At NYADA, Rachel successfully lands a part in a student film, the senior thesis of an older student. It sounds like a load of complete hipster wank, but Rachel is impressed and a little awed by the student director. When the girl mentions that in a certain scene, Rachel will need to go topless, Rachel keeps it together externally but becomes nervous. She takes a moment to talk to herself, assuring herself that she’s strong and confidant enough to do this. “I’m the one who asked Brody to move in. I’m the one who almost made it out of Agent Provocateur without giggling.” “You also made it out, but you didn’t,” says another, identical voice and Rachel turns, startled, to find the old version of herself – straight parted hair, prim skirt and blouse, loafers and knee socks.
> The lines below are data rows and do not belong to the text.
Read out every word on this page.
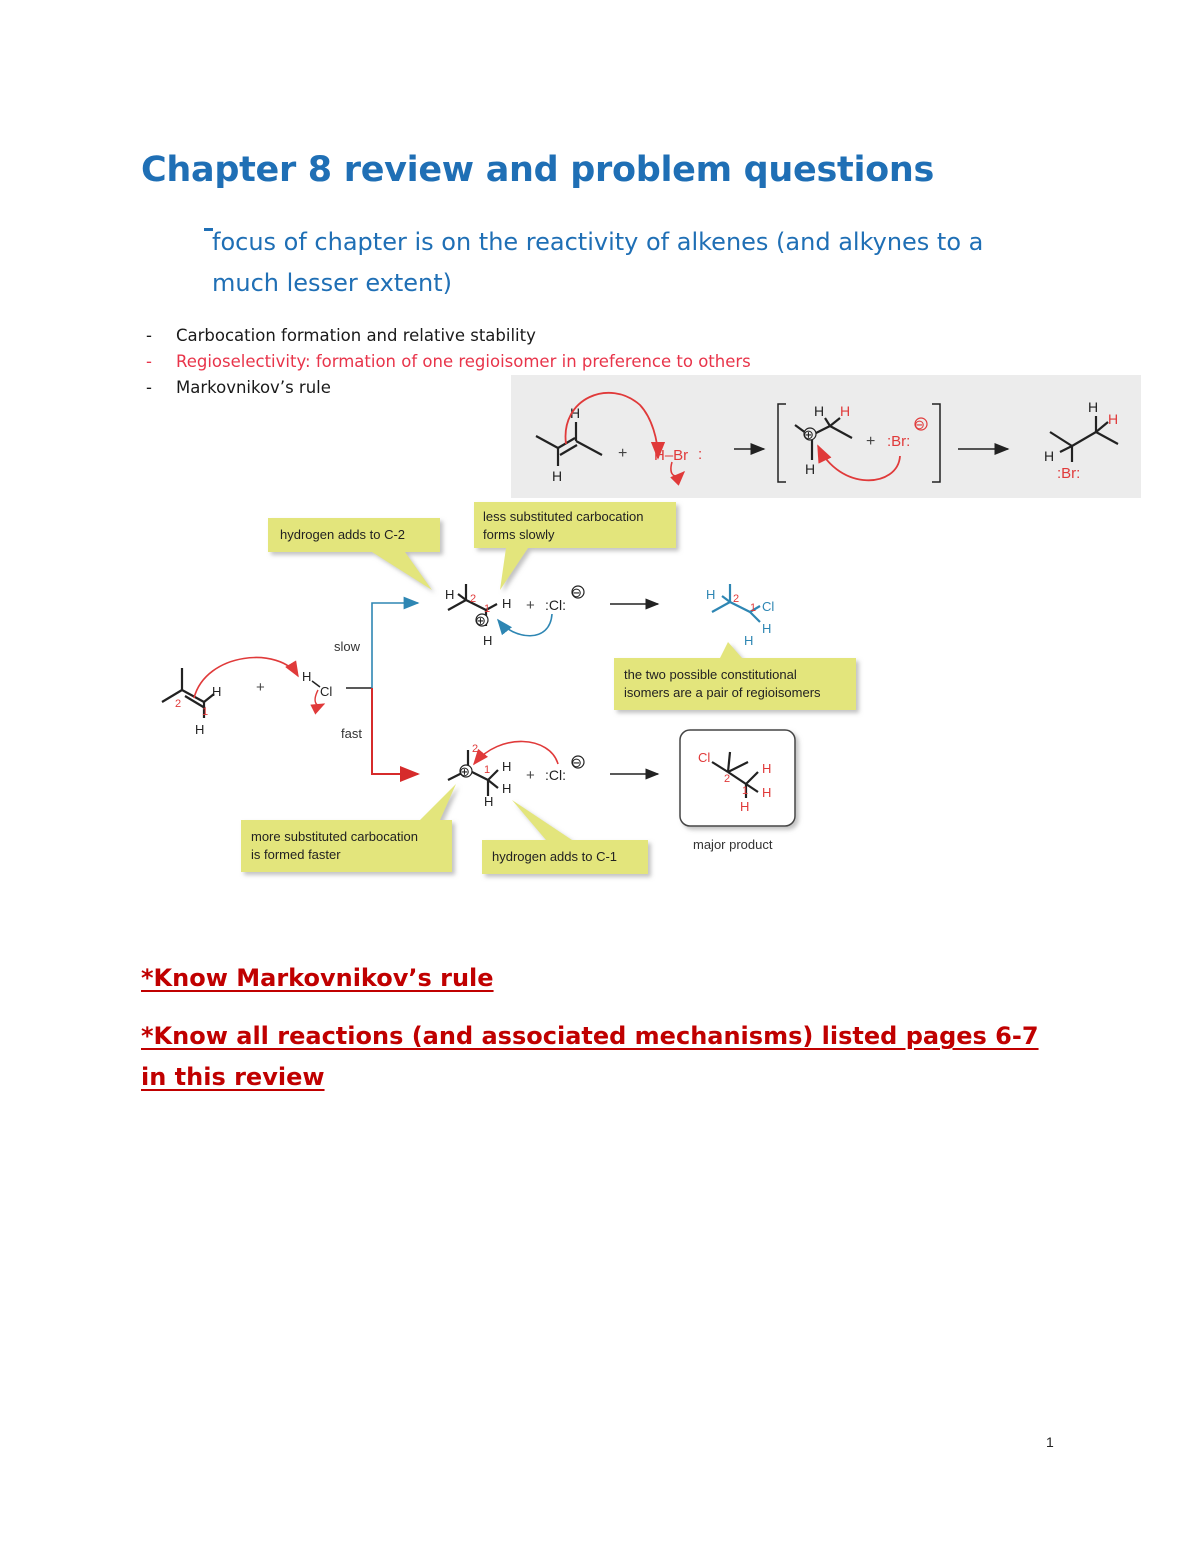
Chapter 8 review and problem questions
focus of chapter is on the reactivity of alkenes (and alkynes to a much lesser extent)
-	Carbocation formation and relative stability
-	Regioselectivity: formation of one regioisomer in preference to others
-	Markovnikov’s rule
H
H
+ H–Br :
⊕
H H
H
+ :Br:
⊖
H
H
H
:Br:
hydrogen adds to C-2
less substituted carbocation
forms slowly
the two possible constitutional
isomers are a pair of regioisomers
more substituted carbocation
is formed faster	hydrogen adds to C-1
2
1
H
H
+
H
Cl
slow
fast
H 2
1 H
⊕
H
+ :Cl:
⊖	H 2
1 Cl
H
H
⊕
2
1 H
H
H
+ :Cl:
⊖	Cl
2
1
H
H
H
major product
*Know Markovnikov’s rule
*Know all reactions (and associated mechanisms) listed pages 6-7 in this review
1
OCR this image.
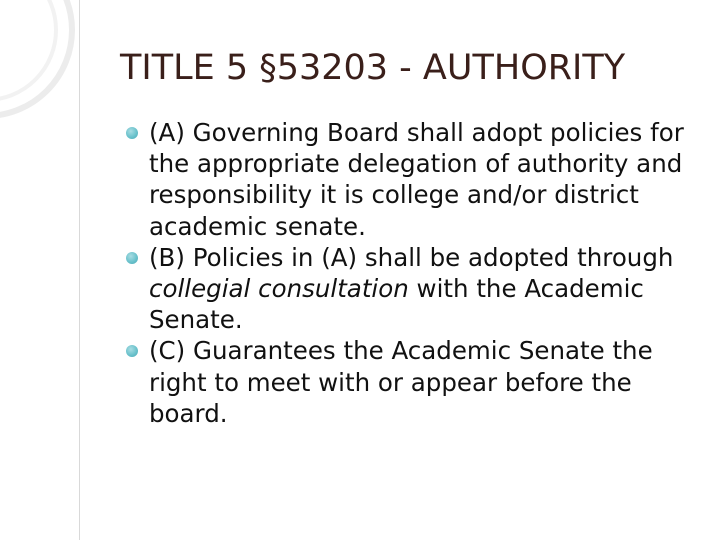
TITLE 5 §53203 - AUTHORITY
(A) Governing Board shall adopt policies for the appropriate delegation of authority and responsibility it is college and/or district academic senate.
(B) Policies in (A) shall be adopted through collegial consultation with the Academic Senate.
(C) Guarantees the Academic Senate the right to meet with or appear before the board.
The Old Rachel hallucination follows Rachel around the school, playing the part of one extreme of her conscience, trying to talk her current self out of doing the nude scene. She tells New Rachel that she could use a little shame, saying that her current hair and make-up looks like a porn star. Because they’re Rachel, they soon decide that the only way to resolve the issue is to sing about it, so Rachel sings a duet with herself to “Torn,” which has nothing to do with the situation at hand whatsoever, except that it includes the word “torn” and the word “naked,” I guess. As the song ends and her old and new self consider each other, weigh up, the film’s director corners Rachel and asks for her answer – and Rachel accepts the part in the film.